Other smaller scenes show the series of events that led up to the Orangemen’s riot.  The top right image’s theme is honor or lack thereof. King William III, Prince of Orange, with two police escorts, shows his written permission to parade to St. Patrick, the patron saint of Irish Catholics. It is not offered meekly, slipped across the floor as Tweed has done with his documentation (see lower left and right images). King William’s authorization is placed on a pedestal. William is trying to reason as one leader to another. He offers a compromise – a quid pro quo – promising that the Protestants will abandon their parade if the Catholics will do the same. He asks for fairness as if to say, we will give up our rights, but will you? Despite any animosity, he is approaching his adversary as an equal. Nast does not extend any artistic courtesy toward St.Patrick. Nast laid an array of stereotypes upon St. Patrick.  Nast creates an obstinate figure who will not listen to reason. Despite his higher position he delivers his “Nivir” in heavy Irish brogue. Although he wears the robe of Catholic hierarchy, he looks like an ape. His attitude is anything but saintly. Hands on hips, exposing his vestments and crucifix, he turns away from William, according him no respect.

Detail from lower right. A uniformed Irish thug raises a sword to the kneeling Tweed ring

Below, Tweed grovels on the ground. He and his cowardly cohorts take orders from their beastly Irish masters. The Irish are not afraid to fight for their cause. The Irishman’s saber is central to the image. He stares down his subordinates. Finally, the lower center image shows a dejected, perplexed, and once powerful Tammany Ring; Boss Tweed, Sweeney, Connolly and Hall, are on the ground trying to figure out what went wrong. Tweed can’t win. He and his cohorts are losing ground. Over them hovers a rhetorical question, “Well, what are you going to do about it?”

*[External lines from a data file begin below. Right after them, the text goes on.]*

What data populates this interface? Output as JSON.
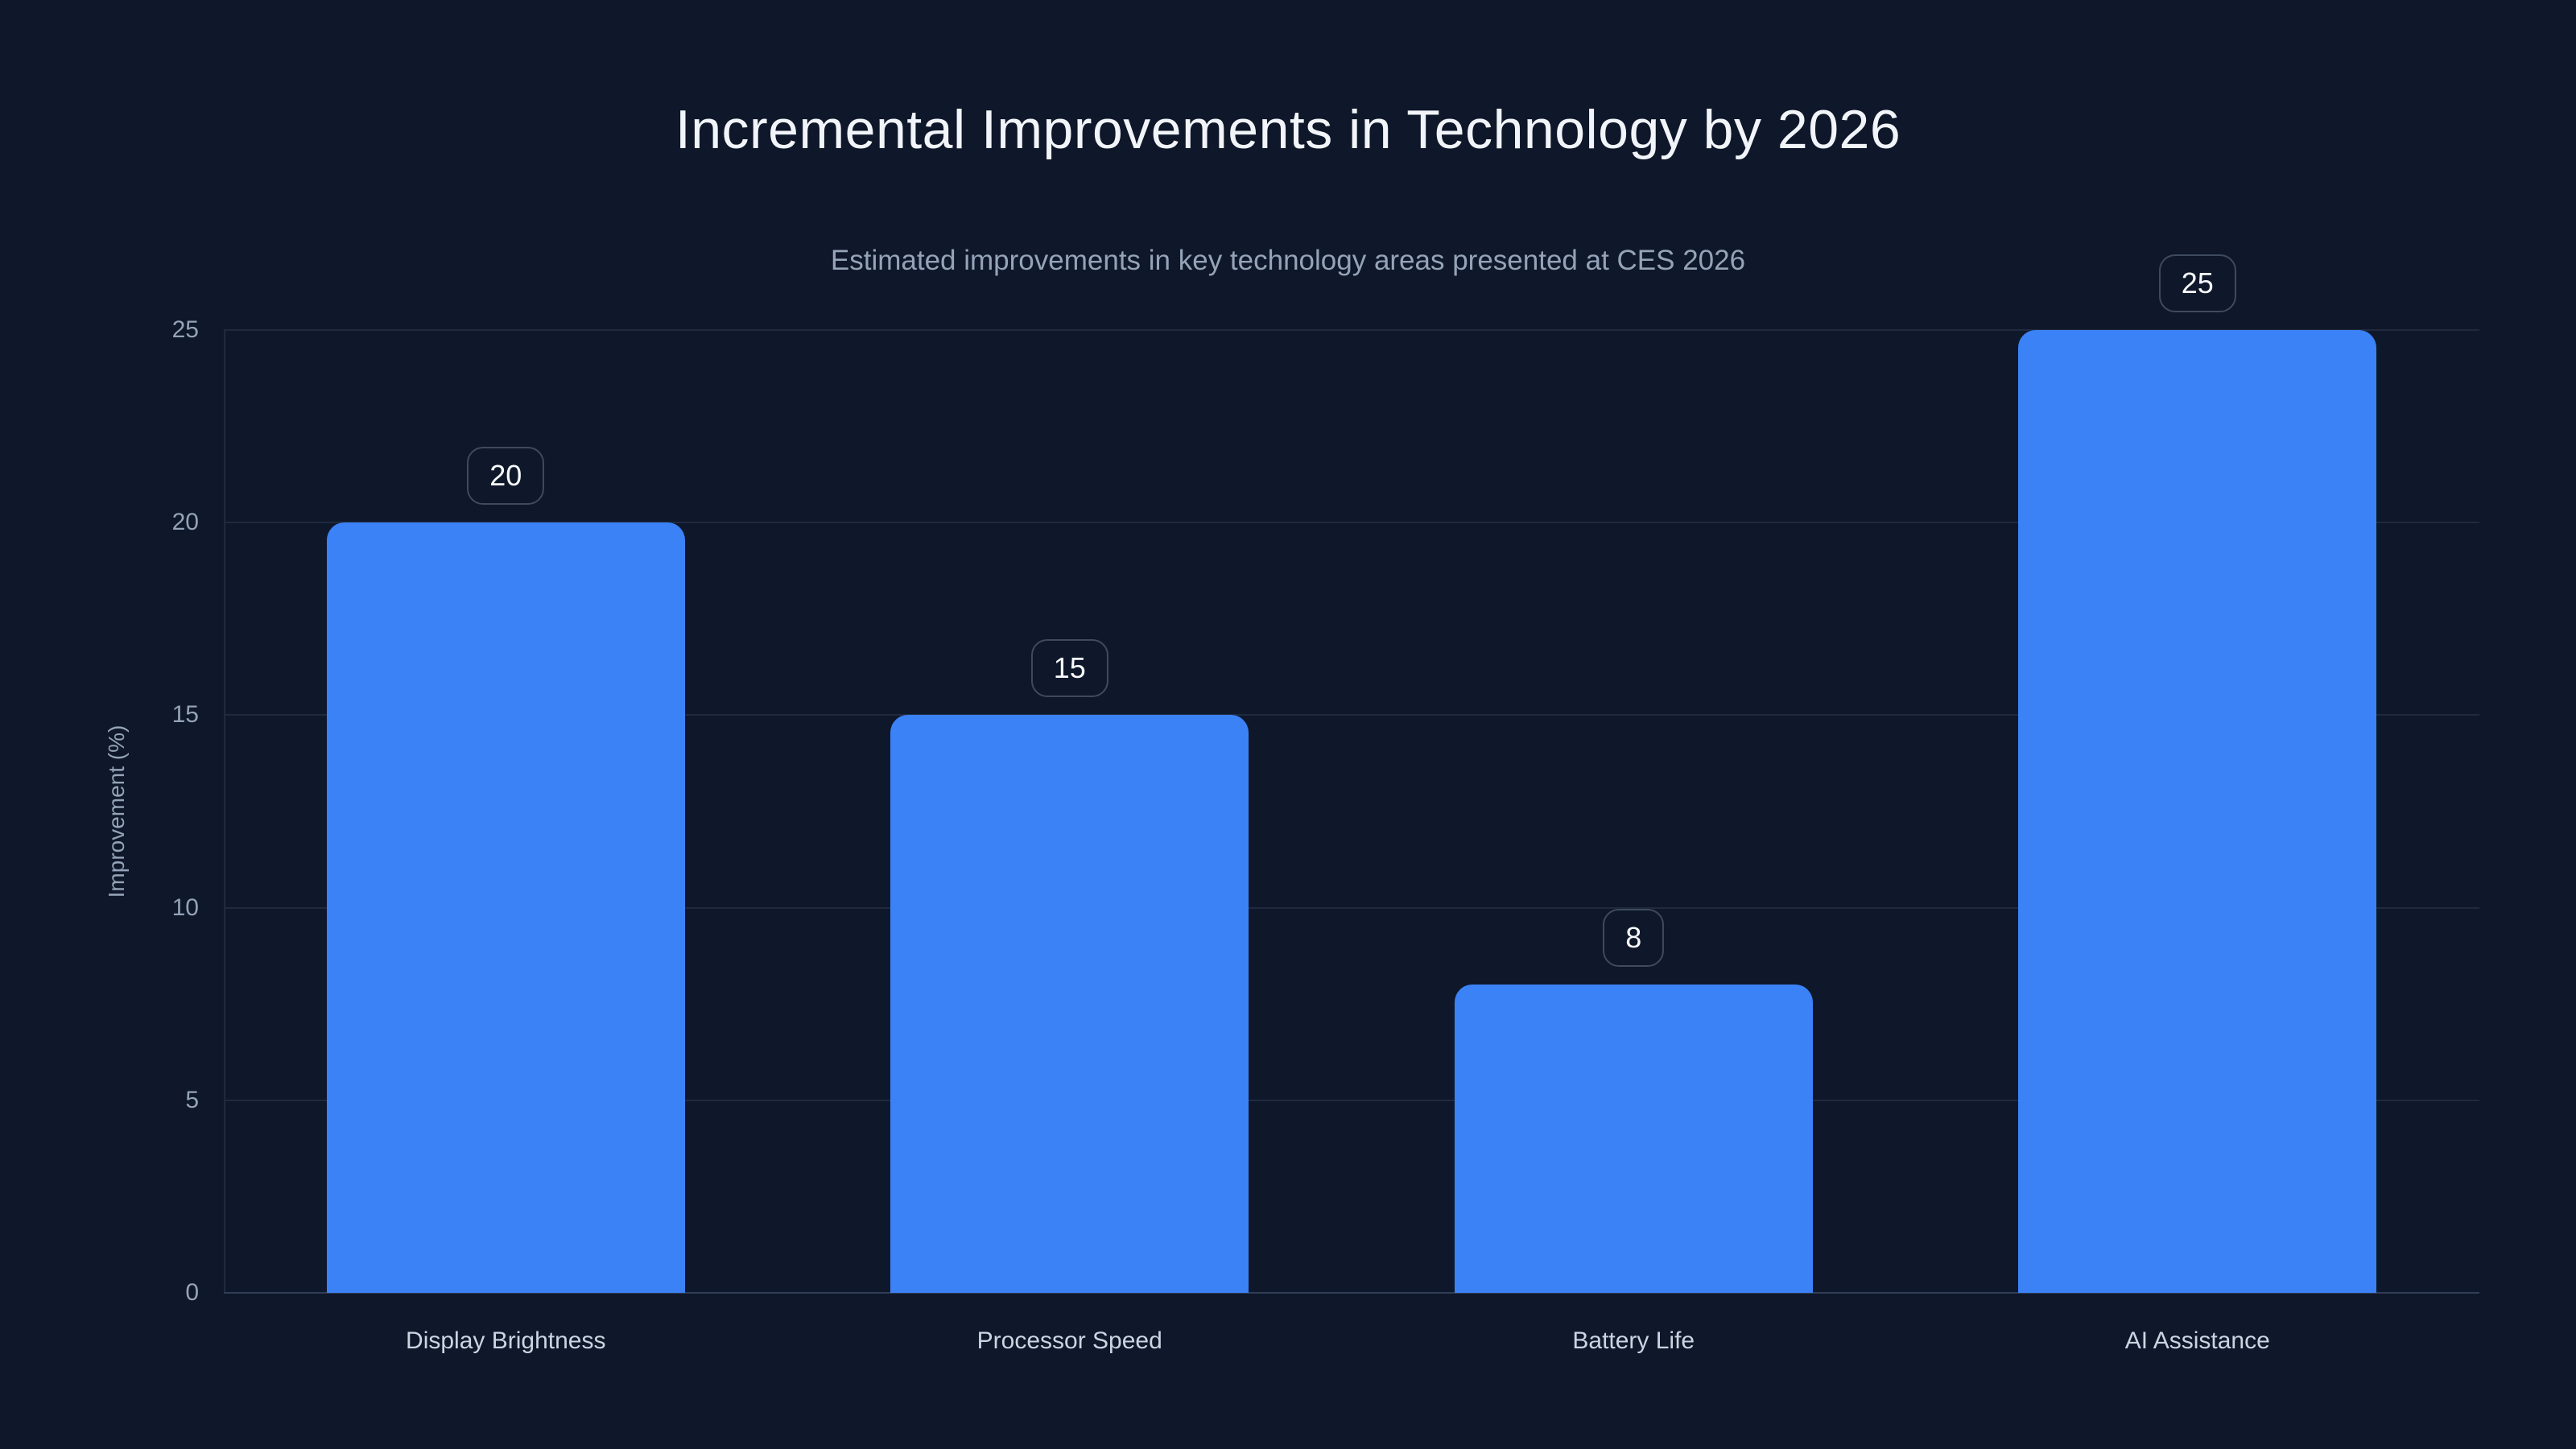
{
  "page": {
    "background": "#0f172a"
  },
  "chart_data": {
    "type": "bar",
    "title": "Incremental Improvements in Technology by 2026",
    "subtitle": "Estimated improvements in key technology areas presented at CES 2026",
    "categories": [
      "Display Brightness",
      "Processor Speed",
      "Battery Life",
      "AI Assistance"
    ],
    "values": [
      20,
      15,
      8,
      25
    ],
    "value_labels": [
      "20",
      "15",
      "8",
      "25"
    ],
    "xlabel": "",
    "ylabel": "Improvement (%)",
    "ylim": [
      0,
      25
    ],
    "yticks": [
      0,
      5,
      10,
      15,
      20,
      25
    ],
    "grid": true,
    "legend": "none",
    "bar_color": "#3b82f6",
    "colors": {
      "background": "#0f172a",
      "title": "#f1f5f9",
      "subtitle": "#94a3b8",
      "tick_label": "#94a3b8",
      "category_label": "#cbd5e1",
      "gridline": "#1f2a40",
      "baseline": "#313d55",
      "badge_border": "#3e4a5e",
      "badge_text": "#f8fafc"
    }
  }
}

Harper’s represented two perspectives in the form of prose. The author(s) are unknown, but they were likely written by the editorial staff.

And Pat’s Complaint:

At the top left of the image, Columbia places laurels on the heads of New York CIty policemen, presumably some of whom are Irish, for their valor and adherence to law during the riots.
At the top left of the image, Columbia places laurels on the heads of New York City policemen, presumably some of whom are Irish, for their valor and adherence to law during the riots.

Columbia appears as Nast’s voice. Columbia freely rewards valor, shames cowardice, and highlights hypocrisy.  She does not suffer fools, particularly Tammany fools, lightly.  Put into service by Nast, she will do his bidding, rising to a noble call to defend  her country without hesitation.  While these vignettes are important,Nast’s deployment of Columbia on the issue’s cover image, Bravo Bravo, deserves special attention.

Complimenting Harper’s reports of Irish policemen serving valiently during the riots, Columbia places laurels upon the heads of the police who aimed to keep the peace between the warring factions. Are these public servants Irish? They could be.

If so, the image defies the allegation by some scholars that Nast always drew the Irish as beasts and thugs. It is easy to pick out the Irish that Nast criticizes. He uses stereotype and caricature to call out their crimes.  How does Nast show an Irishman in a favorable light? Policemen in uniform would not be wearing the waistcoat or a top hat. In the line of civic duty, It could be argued that whenNast drew Irish policeman, he drew them to look like any other American from a European ancestry. It is easy to prove a negative. Far more difficult to spot the everyday ethnicity, including Irish, whom Nast felt behaved admirably.